Overall, this new study provides fresh insight into radiotherapy-associated side-effects in the skin, the largest organ in the human body, and establishes a potential mechanism for the appearance of non-healing wounds. Specifically, the authors hope to employ their gene expression data to identify therapeutic targets, such as the DACT1 Wnt signaling pathway inhibitor, that became 2.2‐fold upregulated in irradiated SMSCs. 

For more on the unwanted side-effects or irradiation on skin-derived stem cells and the development of novel strategies for non-healing wounds, stay tuned to the Stem Cells Portal!


  1. Dormand E-L, Banwell PE, and Goodacre TEE, Radiotherapy and wound healing.
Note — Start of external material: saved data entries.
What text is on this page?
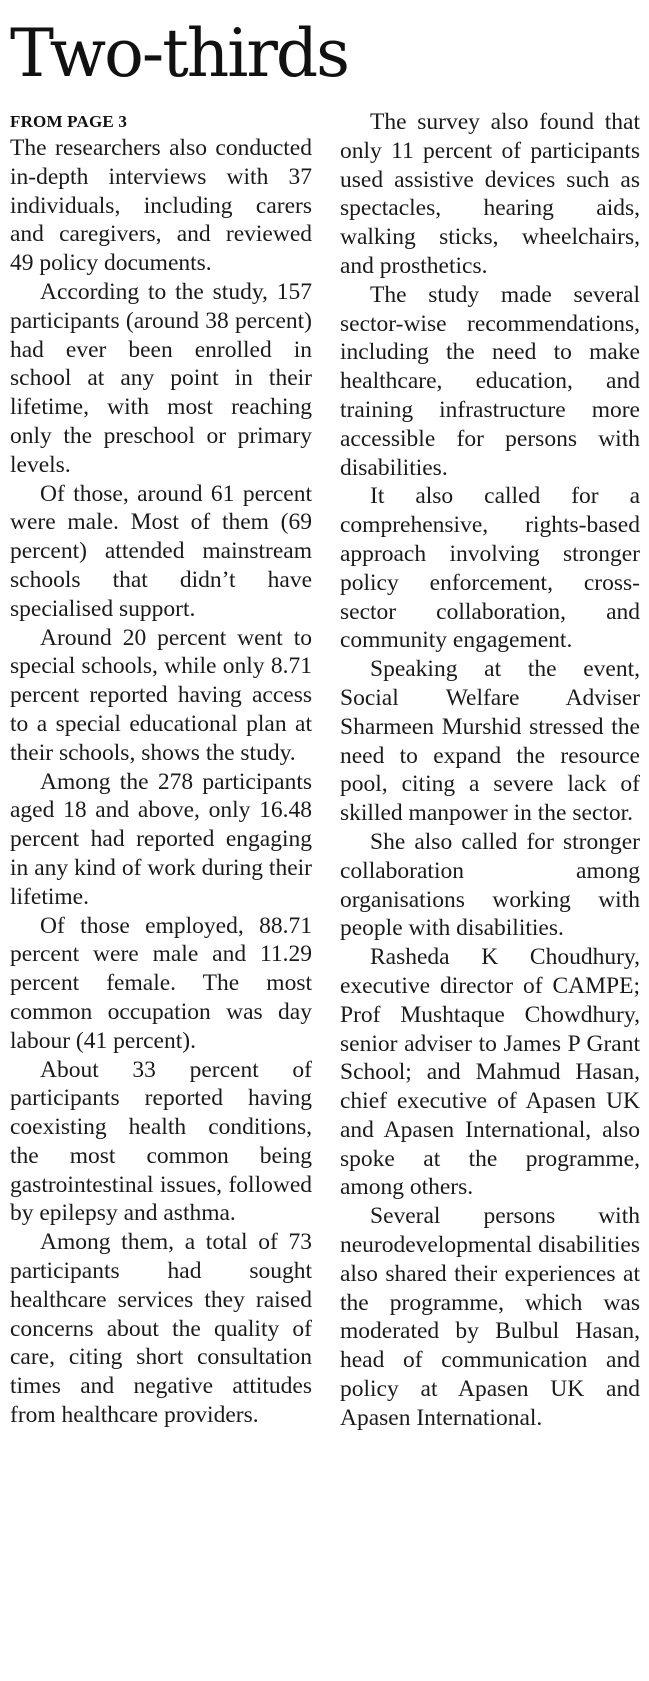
Two-thirds
FROM PAGE 3

The researchers also conducted in-depth interviews with 37 individuals, including carers and caregivers, and reviewed 49 policy documents.

According to the study, 157 participants (around 38 percent) had ever been enrolled in school at any point in their lifetime, with most reaching only the preschool or primary levels.

Of those, around 61 percent were male. Most of them (69 percent) attended mainstream schools that didn’t have specialised support.

Around 20 percent went to special schools, while only 8.71 percent reported having access to a special educational plan at their schools, shows the study.

Among the 278 participants aged 18 and above, only 16.48 percent had reported engaging in any kind of work during their lifetime.

Of those employed, 88.71 percent were male and 11.29 percent female. The most common occupation was day labour (41 percent).

About 33 percent of participants reported having coexisting health conditions, the most common being gastrointestinal issues, followed by epilepsy and asthma.

Among them, a total of 73 participants had sought healthcare services they raised concerns about the quality of care, citing short consultation times and negative attitudes from healthcare providers.

The survey also found that only 11 percent of participants used assistive devices such as spectacles, hearing aids, walking sticks, wheelchairs, and prosthetics.

The study made several sector-wise recommendations, including the need to make healthcare, education, and training infrastructure more accessible for persons with disabilities.

It also called for a comprehensive, rights-based approach involving stronger policy enforcement, cross-sector collaboration, and community engagement.

Speaking at the event, Social Welfare Adviser Sharmeen Murshid stressed the need to expand the resource pool, citing a severe lack of skilled manpower in the sector.

She also called for stronger collaboration among organisations working with people with disabilities.

Rasheda K Choudhury, executive director of CAMPE; Prof Mushtaque Chowdhury, senior adviser to James P Grant School; and Mahmud Hasan, chief executive of Apasen UK and Apasen International, also spoke at the programme, among others.

Several persons with neurodevelopmental disabilities also shared their experiences at the programme, which was moderated by Bulbul Hasan, head of communication and policy at Apasen UK and Apasen International.
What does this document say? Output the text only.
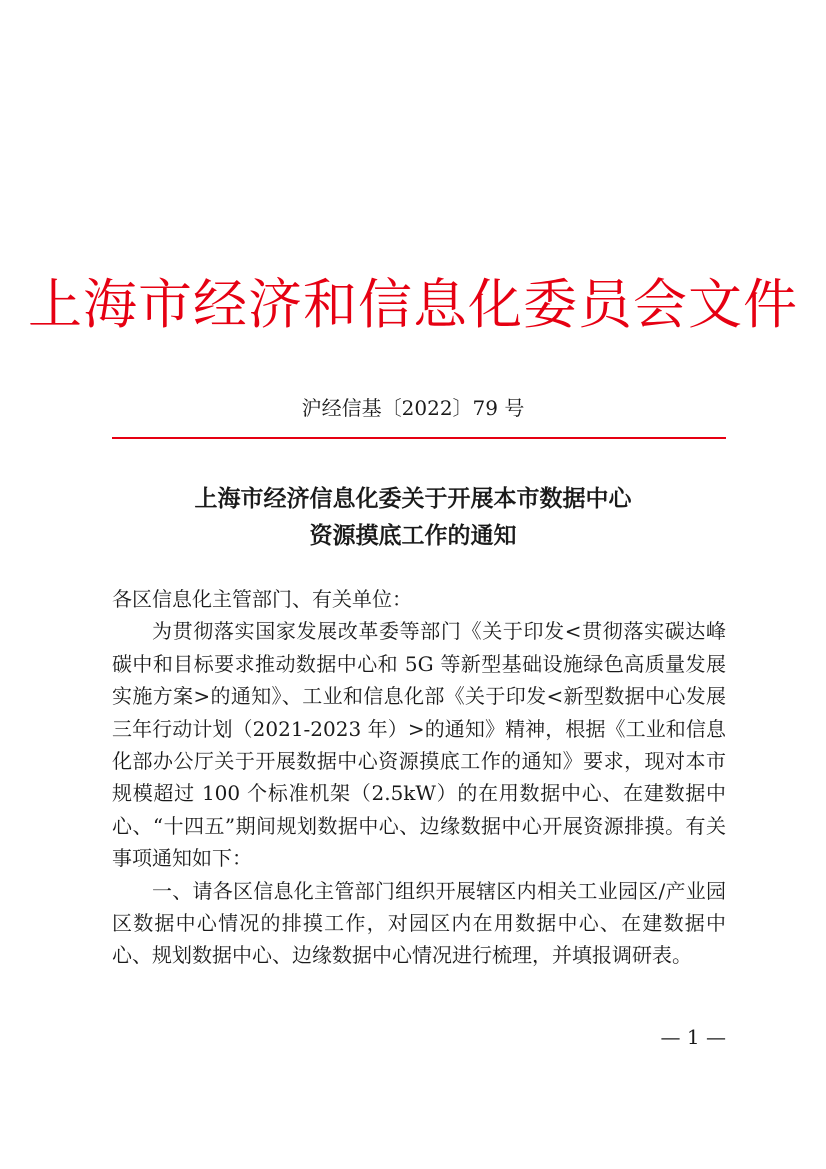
上海市经济和信息化委员会文件
沪经信基〔2022〕79 号
上海市经济信息化委关于开展本市数据中心
资源摸底工作的通知

各区信息化主管部门、有关单位：

为贯彻落实国家发展改革委等部门《关于印发<贯彻落实碳达峰碳中和目标要求推动数据中心和 5G 等新型基础设施绿色高质量发展实施方案>的通知》、工业和信息化部《关于印发<新型数据中心发展三年行动计划（2021-2023 年）>的通知》精神，根据《工业和信息化部办公厅关于开展数据中心资源摸底工作的通知》要求，现对本市规模超过 100 个标准机架（2.5kW）的在用数据中心、在建数据中心、“十四五”期间规划数据中心、边缘数据中心开展资源排摸。有关事项通知如下：

一、请各区信息化主管部门组织开展辖区内相关工业园区/产业园区数据中心情况的排摸工作，对园区内在用数据中心、在建数据中心、规划数据中心、边缘数据中心情况进行梳理，并填报调研表。

— 1 —
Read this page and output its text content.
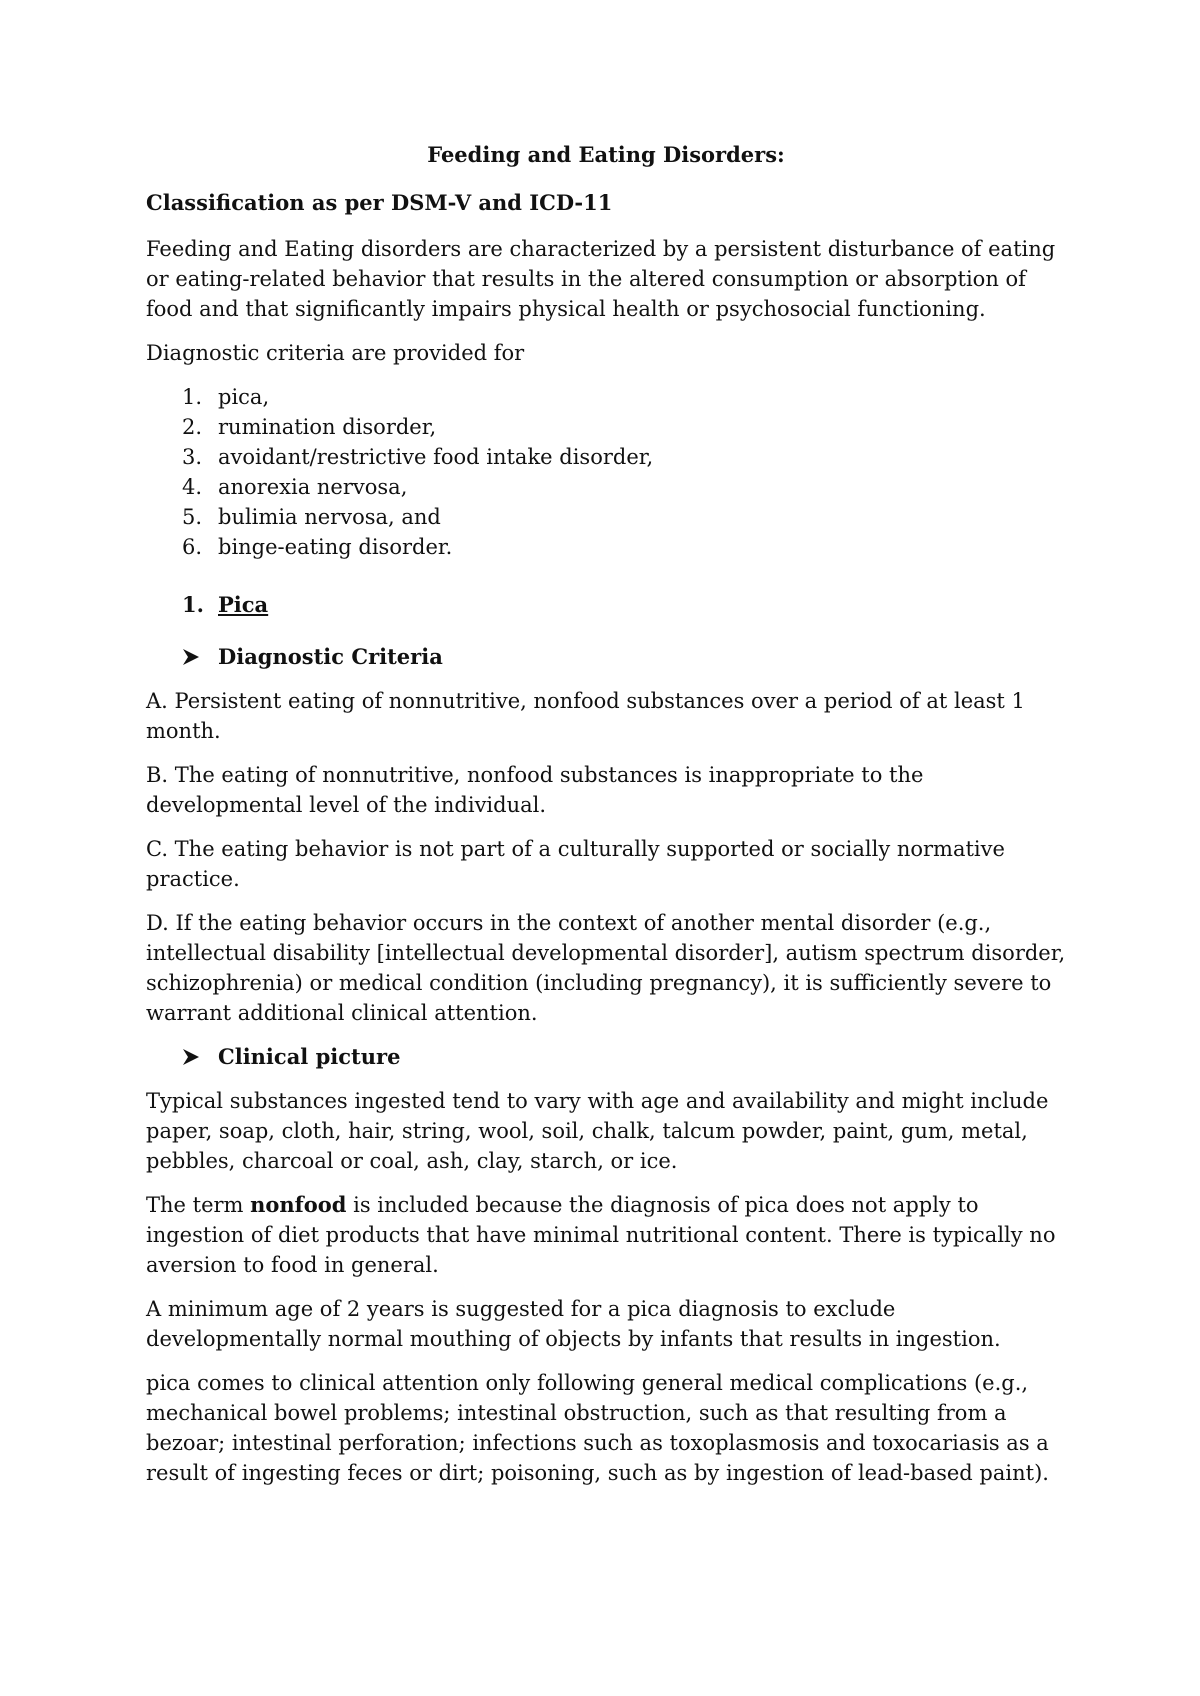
Feeding and Eating Disorders:

Classification as per DSM-V and ICD-11

Feeding and Eating disorders are characterized by a persistent disturbance of eating or eating-related behavior that results in the altered consumption or absorption of food and that significantly impairs physical health or psychosocial functioning.

Diagnostic criteria are provided for

1. pica,
2. rumination disorder,
3. avoidant/restrictive food intake disorder,
4. anorexia nervosa,
5. bulimia nervosa, and
6. binge-eating disorder.
1. Pica
Diagnostic Criteria

A. Persistent eating of nonnutritive, nonfood substances over a period of at least 1 month.

B. The eating of nonnutritive, nonfood substances is inappropriate to the developmental level of the individual.

C. The eating behavior is not part of a culturally supported or socially normative practice.

D. If the eating behavior occurs in the context of another mental disorder (e.g., intellectual disability [intellectual developmental disorder], autism spectrum disorder, schizophrenia) or medical condition (including pregnancy), it is sufficiently severe to warrant additional clinical attention.

Clinical picture

Typical substances ingested tend to vary with age and availability and might include paper, soap, cloth, hair, string, wool, soil, chalk, talcum powder, paint, gum, metal, pebbles, charcoal or coal, ash, clay, starch, or ice.

The term nonfood is included because the diagnosis of pica does not apply to ingestion of diet products that have minimal nutritional content. There is typically no aversion to food in general.

A minimum age of 2 years is suggested for a pica diagnosis to exclude developmentally normal mouthing of objects by infants that results in ingestion.

pica comes to clinical attention only following general medical complications (e.g., mechanical bowel problems; intestinal obstruction, such as that resulting from a bezoar; intestinal perforation; infections such as toxoplasmosis and toxocariasis as a result of ingesting feces or dirt; poisoning, such as by ingestion of lead-based paint).
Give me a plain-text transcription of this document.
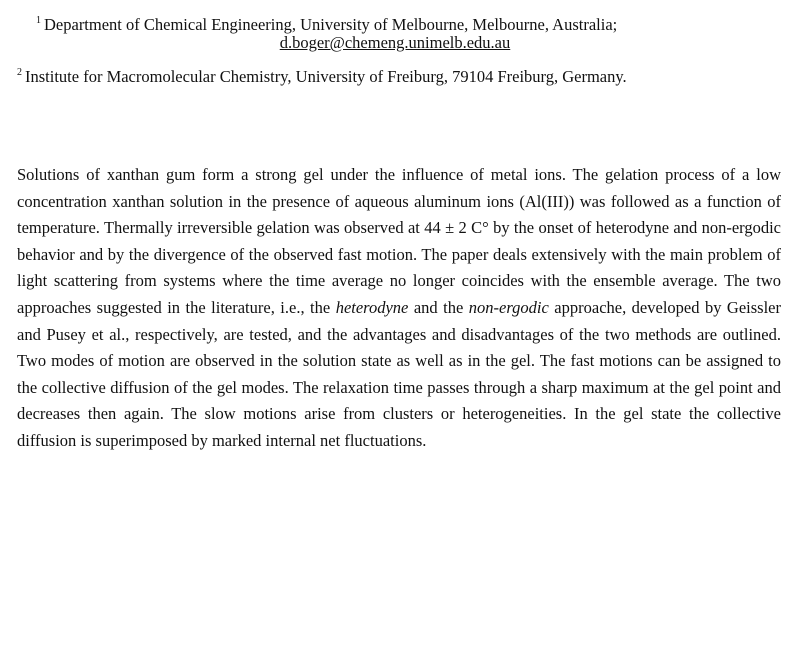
$^1$ Department of Chemical Engineering, University of Melbourne, Melbourne, Australia;
d.boger@chemeng.unimelb.edu.au
$^2$ Institute for Macromolecular Chemistry, University of Freiburg, 79104 Freiburg, Germany.

Solutions of xanthan gum form a strong gel under the influence of metal ions. The gelation process of a low concentration xanthan solution in the presence of aqueous aluminum ions (Al(III)) was followed as a function of temperature. Thermally irreversible gelation was observed at 44 ± 2 C° by the onset of heterodyne and non-ergodic behavior and by the divergence of the observed fast motion. The paper deals extensively with the main problem of light scattering from systems where the time average no longer coincides with the ensemble average. The two approaches suggested in the literature, i.e., the heterodyne and the non-ergodic approache, developed by Geissler and Pusey et al., respectively, are tested, and the advantages and disadvantages of the two methods are outlined. Two modes of motion are observed in the solution state as well as in the gel. The fast motions can be assigned to the collective diffusion of the gel modes. The relaxation time passes through a sharp maximum at the gel point and decreases then again. The slow motions arise from clusters or heterogeneities. In the gel state the collective diffusion is superimposed by marked internal net fluctuations.
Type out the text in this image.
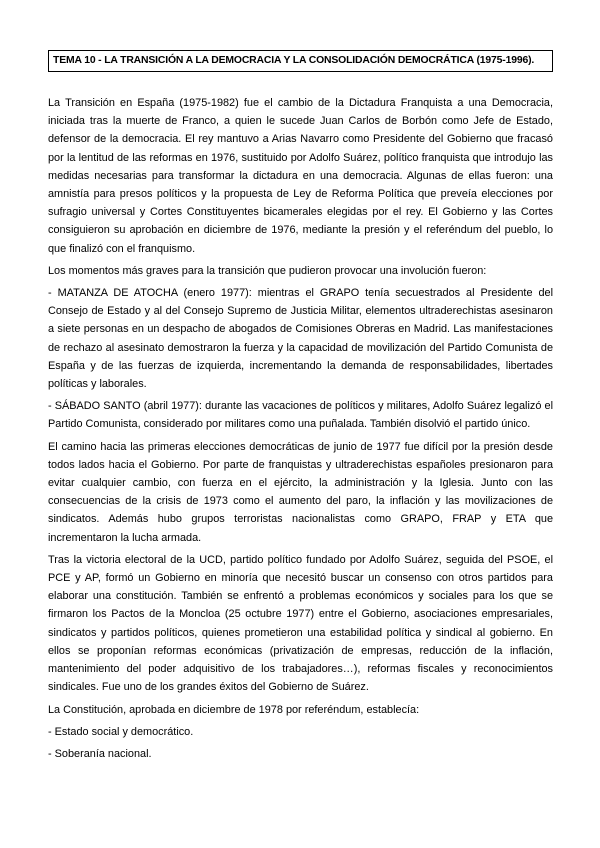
TEMA 10 - LA TRANSICIÓN A LA DEMOCRACIA Y LA CONSOLIDACIÓN DEMOCRÁTICA (1975-1996).

La Transición en España (1975-1982) fue el cambio de la Dictadura Franquista a una Democracia, iniciada tras la muerte de Franco, a quien le sucede Juan Carlos de Borbón como Jefe de Estado, defensor de la democracia. El rey mantuvo a Arias Navarro como Presidente del Gobierno que fracasó por la lentitud de las reformas en 1976, sustituido por Adolfo Suárez, político franquista que introdujo las medidas necesarias para transformar la dictadura en una democracia. Algunas de ellas fueron: una amnistía para presos políticos y la propuesta de Ley de Reforma Política que preveía elecciones por sufragio universal y Cortes Constituyentes bicamerales elegidas por el rey. El Gobierno y las Cortes consiguieron su aprobación en diciembre de 1976, mediante la presión y el referéndum del pueblo, lo que finalizó con el franquismo.

Los momentos más graves para la transición que pudieron provocar una involución fueron:

- MATANZA DE ATOCHA (enero 1977): mientras el GRAPO tenía secuestrados al Presidente del Consejo de Estado y al del Consejo Supremo de Justicia Militar, elementos ultraderechistas asesinaron a siete personas en un despacho de abogados de Comisiones Obreras en Madrid. Las manifestaciones de rechazo al asesinato demostraron la fuerza y la capacidad de movilización del Partido Comunista de España y de las fuerzas de izquierda, incrementando la demanda de responsabilidades, libertades políticas y laborales.

- SÁBADO SANTO (abril 1977): durante las vacaciones de políticos y militares, Adolfo Suárez legalizó el Partido Comunista, considerado por militares como una puñalada. También disolvió el partido único.

El camino hacia las primeras elecciones democráticas de junio de 1977 fue difícil por la presión desde todos lados hacia el Gobierno. Por parte de franquistas y ultraderechistas españoles presionaron para evitar cualquier cambio, con fuerza en el ejército, la administración y la Iglesia. Junto con las consecuencias de la crisis de 1973 como el aumento del paro, la inflación y las movilizaciones de sindicatos. Además hubo grupos terroristas nacionalistas como GRAPO, FRAP y ETA que incrementaron la lucha armada.

Tras la victoria electoral de la UCD, partido político fundado por Adolfo Suárez, seguida del PSOE, el PCE y AP, formó un Gobierno en minoría que necesitó buscar un consenso con otros partidos para elaborar una constitución. También se enfrentó a problemas económicos y sociales para los que se firmaron los Pactos de la Moncloa (25 octubre 1977) entre el Gobierno, asociaciones empresariales, sindicatos y partidos políticos, quienes prometieron una estabilidad política y sindical al gobierno. En ellos se proponían reformas económicas (privatización de empresas, reducción de la inflación, mantenimiento del poder adquisitivo de los trabajadores…), reformas fiscales y reconocimientos sindicales. Fue uno de los grandes éxitos del Gobierno de Suárez.

La Constitución, aprobada en diciembre de 1978 por referéndum, establecía:

- Estado social y democrático.

- Soberanía nacional.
International Wound Journal 2005;2:112-127.
  2. Ahmed EA, Agay D, Schrock G, et al., Persistent DNA Damage after High Dose In Vivo Gamma Exposure of Minipig Skin. PLOS ONE 2012;7:e39521.
  3. Chen M-F, Lin C-T, Chen W-C, et al., The sensitivity of human mesenchymal stem cells to ionizing radiation. International Journal of Radiation Oncology • Biology • Physics 2006;66:244-253.
  4. Li J, Kwong DLW, and Chan GCF, The effects of various irradiation doses on the growth and differentiation of marrow-derived human mesenchymal stromal cells. Pediatric Transplantation 2007;11:379-387.
  5. Johnson MB, Niknam-Bienia S, Soundararajan V, et al., Mesenchymal Stromal Cells Isolated from Irradiated Human Skin Have Diminished Capacity for Proliferation, Differentiation, Colony Formation, and Paracrine Stimulation. STEM CELLS Translational Medicine 2019;8:925-934.